US-Präsident Donald Trump ist am Montag im französischen Evian-les-Bains gelandet, um am G7-Gipfel teilzunehmen. Er tat dies, nachdem er eine Vereinbarung bekannt gegeben hatte, die seiner Meinung nach den Konflikt mit dem Iran beenden würde. Die Ankündigung erfolgt inmitten hoher internationaler Spannungen und immer noch fragiler Verhandlungen.
Obwohl Vertreter des Iran und des Weißen Hauses Fortschritte signalisiert hatten, blieb die Lage instabil. Vor allem nach neuen Zusammenstößen zwischen Israel und vom Iran unterstützten Milizen im Libanon. Der mögliche Pakt zielt darauf ab, die Straße von Hormus freizugeben und den Druck in einer Schlüsselregion für den Energiehandel zu verringern.
Erwartungen an den Pakt
Die Einigung kommt zu einem heiklen politischen Zeitpunkt. Der Krieg ließ die Ölpreise steigen und löste bei Washingtons Verbündeten Kritik aus. In der G7 stellten europäische Staats- und Regierungschefs den Mangel an vorheriger Koordinierung in Frage, zeigten jedoch vorsichtigen Optimismus hinsichtlich einer möglichen regionalen Stabilität.
Einer der zentralen Punkte wird die Zukunft der Straße von Hormus sein. Ein erheblicher Teil des weltweiten Rohöls fließt dort durch. Außerdem werden die Minenräumung des Gebiets und die Bedingungen für die Wiederaufnahme eines sicheren Seeverkehrs besprochen.

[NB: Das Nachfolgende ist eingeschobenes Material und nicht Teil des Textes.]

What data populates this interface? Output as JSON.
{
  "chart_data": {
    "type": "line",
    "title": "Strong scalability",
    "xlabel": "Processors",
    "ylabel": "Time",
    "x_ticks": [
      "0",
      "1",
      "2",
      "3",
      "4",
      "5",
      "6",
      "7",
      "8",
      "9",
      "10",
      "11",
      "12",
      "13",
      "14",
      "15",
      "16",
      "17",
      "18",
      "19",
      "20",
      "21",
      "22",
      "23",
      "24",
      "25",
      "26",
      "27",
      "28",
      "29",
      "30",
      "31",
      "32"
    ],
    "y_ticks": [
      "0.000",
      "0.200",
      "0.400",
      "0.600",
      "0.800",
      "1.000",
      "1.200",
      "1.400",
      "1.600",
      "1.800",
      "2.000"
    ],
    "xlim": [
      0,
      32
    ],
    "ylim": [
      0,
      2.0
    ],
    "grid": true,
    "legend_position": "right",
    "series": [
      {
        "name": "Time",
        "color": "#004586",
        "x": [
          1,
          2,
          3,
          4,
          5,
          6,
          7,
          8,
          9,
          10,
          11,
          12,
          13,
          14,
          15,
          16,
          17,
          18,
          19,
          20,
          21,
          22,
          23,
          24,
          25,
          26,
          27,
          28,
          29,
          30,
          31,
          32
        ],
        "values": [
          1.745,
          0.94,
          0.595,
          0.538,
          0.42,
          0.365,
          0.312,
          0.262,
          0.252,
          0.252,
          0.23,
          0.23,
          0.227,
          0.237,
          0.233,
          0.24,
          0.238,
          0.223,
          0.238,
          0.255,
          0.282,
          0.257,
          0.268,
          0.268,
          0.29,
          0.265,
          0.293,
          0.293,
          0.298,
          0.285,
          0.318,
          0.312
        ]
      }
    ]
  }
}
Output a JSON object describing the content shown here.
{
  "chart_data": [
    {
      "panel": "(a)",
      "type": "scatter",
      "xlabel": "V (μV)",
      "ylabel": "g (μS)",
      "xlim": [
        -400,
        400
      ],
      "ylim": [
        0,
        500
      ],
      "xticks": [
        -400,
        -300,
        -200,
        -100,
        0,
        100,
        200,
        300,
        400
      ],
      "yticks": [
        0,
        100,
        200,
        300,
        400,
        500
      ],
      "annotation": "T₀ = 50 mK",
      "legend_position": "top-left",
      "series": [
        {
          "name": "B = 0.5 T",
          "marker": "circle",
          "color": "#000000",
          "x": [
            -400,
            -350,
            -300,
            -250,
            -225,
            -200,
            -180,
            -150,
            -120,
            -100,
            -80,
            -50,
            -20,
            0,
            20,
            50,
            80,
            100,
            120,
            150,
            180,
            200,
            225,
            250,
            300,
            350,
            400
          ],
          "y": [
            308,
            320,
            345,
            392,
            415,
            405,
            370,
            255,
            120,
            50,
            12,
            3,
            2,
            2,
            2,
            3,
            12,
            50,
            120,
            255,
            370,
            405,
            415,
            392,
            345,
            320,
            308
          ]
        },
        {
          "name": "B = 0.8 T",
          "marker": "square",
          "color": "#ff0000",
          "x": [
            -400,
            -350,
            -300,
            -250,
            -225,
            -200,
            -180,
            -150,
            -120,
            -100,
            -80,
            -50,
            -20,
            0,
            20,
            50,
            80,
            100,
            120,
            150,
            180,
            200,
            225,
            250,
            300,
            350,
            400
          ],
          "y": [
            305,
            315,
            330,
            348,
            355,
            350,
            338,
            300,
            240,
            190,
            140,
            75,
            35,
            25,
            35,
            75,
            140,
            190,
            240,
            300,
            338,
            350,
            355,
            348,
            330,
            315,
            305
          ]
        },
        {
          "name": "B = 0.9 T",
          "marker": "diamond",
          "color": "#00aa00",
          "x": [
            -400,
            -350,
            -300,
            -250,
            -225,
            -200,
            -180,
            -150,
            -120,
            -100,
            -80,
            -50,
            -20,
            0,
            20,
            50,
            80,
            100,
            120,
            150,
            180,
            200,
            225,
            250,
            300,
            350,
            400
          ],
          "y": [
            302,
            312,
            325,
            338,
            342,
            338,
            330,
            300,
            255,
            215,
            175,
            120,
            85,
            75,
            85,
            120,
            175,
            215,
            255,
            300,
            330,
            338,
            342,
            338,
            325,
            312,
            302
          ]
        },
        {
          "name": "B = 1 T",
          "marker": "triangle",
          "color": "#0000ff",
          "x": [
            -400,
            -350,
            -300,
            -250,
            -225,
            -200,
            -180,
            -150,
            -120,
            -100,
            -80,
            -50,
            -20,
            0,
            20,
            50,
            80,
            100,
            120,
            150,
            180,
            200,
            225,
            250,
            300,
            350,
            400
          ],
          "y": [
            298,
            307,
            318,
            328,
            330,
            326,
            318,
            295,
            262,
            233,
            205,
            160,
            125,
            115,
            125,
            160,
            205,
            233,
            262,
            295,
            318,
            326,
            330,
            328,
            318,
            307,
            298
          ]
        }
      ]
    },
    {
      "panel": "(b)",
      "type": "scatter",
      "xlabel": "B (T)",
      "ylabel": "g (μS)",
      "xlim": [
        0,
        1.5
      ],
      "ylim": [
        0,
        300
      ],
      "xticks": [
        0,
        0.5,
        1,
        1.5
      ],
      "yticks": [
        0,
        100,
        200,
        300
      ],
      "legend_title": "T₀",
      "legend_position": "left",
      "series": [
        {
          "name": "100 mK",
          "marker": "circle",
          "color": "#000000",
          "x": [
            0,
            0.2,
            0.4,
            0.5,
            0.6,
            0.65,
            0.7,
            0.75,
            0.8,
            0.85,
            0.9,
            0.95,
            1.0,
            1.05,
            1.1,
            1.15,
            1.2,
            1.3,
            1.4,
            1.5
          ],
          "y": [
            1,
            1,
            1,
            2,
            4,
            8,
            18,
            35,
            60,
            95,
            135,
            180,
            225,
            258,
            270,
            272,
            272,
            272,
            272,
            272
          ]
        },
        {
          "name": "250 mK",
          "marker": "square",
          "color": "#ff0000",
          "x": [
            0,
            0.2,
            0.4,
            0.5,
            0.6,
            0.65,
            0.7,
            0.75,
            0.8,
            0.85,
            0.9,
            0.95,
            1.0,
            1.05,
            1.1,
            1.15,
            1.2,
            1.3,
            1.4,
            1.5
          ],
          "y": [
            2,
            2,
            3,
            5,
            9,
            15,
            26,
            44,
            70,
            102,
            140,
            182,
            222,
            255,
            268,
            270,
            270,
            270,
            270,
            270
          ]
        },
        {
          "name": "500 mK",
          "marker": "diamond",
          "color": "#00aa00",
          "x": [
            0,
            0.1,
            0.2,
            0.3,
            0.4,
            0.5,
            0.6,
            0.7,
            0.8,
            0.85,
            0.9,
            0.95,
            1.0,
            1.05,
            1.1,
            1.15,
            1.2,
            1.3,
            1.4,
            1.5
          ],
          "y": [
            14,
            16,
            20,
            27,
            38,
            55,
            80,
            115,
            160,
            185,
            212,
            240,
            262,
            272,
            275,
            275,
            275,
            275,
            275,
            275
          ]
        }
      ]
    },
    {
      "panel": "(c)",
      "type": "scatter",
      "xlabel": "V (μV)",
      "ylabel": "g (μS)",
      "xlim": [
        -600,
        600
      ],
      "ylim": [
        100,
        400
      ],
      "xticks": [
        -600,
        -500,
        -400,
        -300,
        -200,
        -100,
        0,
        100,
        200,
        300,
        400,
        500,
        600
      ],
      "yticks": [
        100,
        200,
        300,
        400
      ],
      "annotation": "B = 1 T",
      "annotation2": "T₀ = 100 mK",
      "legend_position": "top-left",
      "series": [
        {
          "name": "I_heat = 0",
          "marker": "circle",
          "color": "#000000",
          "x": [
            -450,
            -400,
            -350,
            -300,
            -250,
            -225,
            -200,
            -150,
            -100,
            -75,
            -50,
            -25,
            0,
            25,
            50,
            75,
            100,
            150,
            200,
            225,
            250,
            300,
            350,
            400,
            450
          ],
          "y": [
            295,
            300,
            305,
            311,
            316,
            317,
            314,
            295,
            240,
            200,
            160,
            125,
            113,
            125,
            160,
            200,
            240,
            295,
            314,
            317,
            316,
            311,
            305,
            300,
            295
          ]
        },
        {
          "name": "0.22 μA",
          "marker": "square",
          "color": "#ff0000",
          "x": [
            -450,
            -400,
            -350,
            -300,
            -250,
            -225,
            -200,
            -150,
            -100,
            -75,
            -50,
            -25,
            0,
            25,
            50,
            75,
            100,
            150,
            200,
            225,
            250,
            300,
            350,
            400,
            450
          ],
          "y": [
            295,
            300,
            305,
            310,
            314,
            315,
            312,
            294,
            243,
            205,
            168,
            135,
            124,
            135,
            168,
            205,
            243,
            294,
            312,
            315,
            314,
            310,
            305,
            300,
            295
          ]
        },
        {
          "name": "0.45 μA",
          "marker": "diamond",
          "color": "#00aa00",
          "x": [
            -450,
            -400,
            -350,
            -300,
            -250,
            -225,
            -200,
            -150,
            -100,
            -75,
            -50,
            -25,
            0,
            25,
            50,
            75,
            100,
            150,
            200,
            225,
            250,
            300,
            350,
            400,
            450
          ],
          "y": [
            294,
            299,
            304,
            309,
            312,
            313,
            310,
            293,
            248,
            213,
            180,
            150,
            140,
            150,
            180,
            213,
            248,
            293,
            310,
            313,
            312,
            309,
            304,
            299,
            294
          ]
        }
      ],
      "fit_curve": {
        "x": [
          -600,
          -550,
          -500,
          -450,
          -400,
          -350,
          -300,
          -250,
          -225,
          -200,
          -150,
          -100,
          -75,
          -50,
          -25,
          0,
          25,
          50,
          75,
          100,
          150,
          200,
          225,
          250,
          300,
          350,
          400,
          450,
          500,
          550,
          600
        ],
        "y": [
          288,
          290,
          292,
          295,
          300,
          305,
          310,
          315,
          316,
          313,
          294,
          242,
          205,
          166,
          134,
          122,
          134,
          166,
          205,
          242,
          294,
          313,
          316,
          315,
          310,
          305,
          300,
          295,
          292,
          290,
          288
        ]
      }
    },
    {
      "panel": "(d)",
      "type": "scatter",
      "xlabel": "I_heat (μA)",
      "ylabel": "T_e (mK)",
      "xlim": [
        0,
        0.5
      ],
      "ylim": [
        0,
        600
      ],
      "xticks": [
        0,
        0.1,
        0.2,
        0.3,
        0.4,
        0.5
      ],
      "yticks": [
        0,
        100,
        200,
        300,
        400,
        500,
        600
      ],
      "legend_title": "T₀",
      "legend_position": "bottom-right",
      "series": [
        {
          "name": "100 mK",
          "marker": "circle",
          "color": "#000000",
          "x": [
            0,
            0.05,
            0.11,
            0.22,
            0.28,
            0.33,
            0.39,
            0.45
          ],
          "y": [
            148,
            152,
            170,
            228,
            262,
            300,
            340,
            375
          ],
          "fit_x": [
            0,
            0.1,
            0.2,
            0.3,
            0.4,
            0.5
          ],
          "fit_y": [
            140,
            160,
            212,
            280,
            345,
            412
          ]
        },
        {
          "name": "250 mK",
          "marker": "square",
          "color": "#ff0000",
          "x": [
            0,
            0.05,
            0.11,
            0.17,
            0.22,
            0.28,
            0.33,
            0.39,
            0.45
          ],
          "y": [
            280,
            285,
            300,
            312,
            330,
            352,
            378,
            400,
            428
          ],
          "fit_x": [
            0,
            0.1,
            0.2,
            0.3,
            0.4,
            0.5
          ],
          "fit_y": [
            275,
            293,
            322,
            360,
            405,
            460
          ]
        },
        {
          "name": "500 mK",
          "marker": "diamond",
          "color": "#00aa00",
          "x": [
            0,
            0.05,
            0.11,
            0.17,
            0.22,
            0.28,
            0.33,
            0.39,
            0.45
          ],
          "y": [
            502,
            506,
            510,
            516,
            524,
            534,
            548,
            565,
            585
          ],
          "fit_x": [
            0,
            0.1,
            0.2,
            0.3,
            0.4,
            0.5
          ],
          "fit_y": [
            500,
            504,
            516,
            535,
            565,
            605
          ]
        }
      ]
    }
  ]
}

Zweifel und nächste Schritte
Der Vertragstext ist noch nicht veröffentlicht und enthält auch keine vollständigen Einzelheiten. Gesetzgeber und Analysten bezweifeln den tatsächlichen Umfang. Unterdessen verfolgt die internationale Gemeinschaft aufmerksam die Gespräche bei den G7. Ein Pakt mit Iran könnte die diplomatische Dynamik im Nahen Osten und die globale Energiebilanz neu definieren.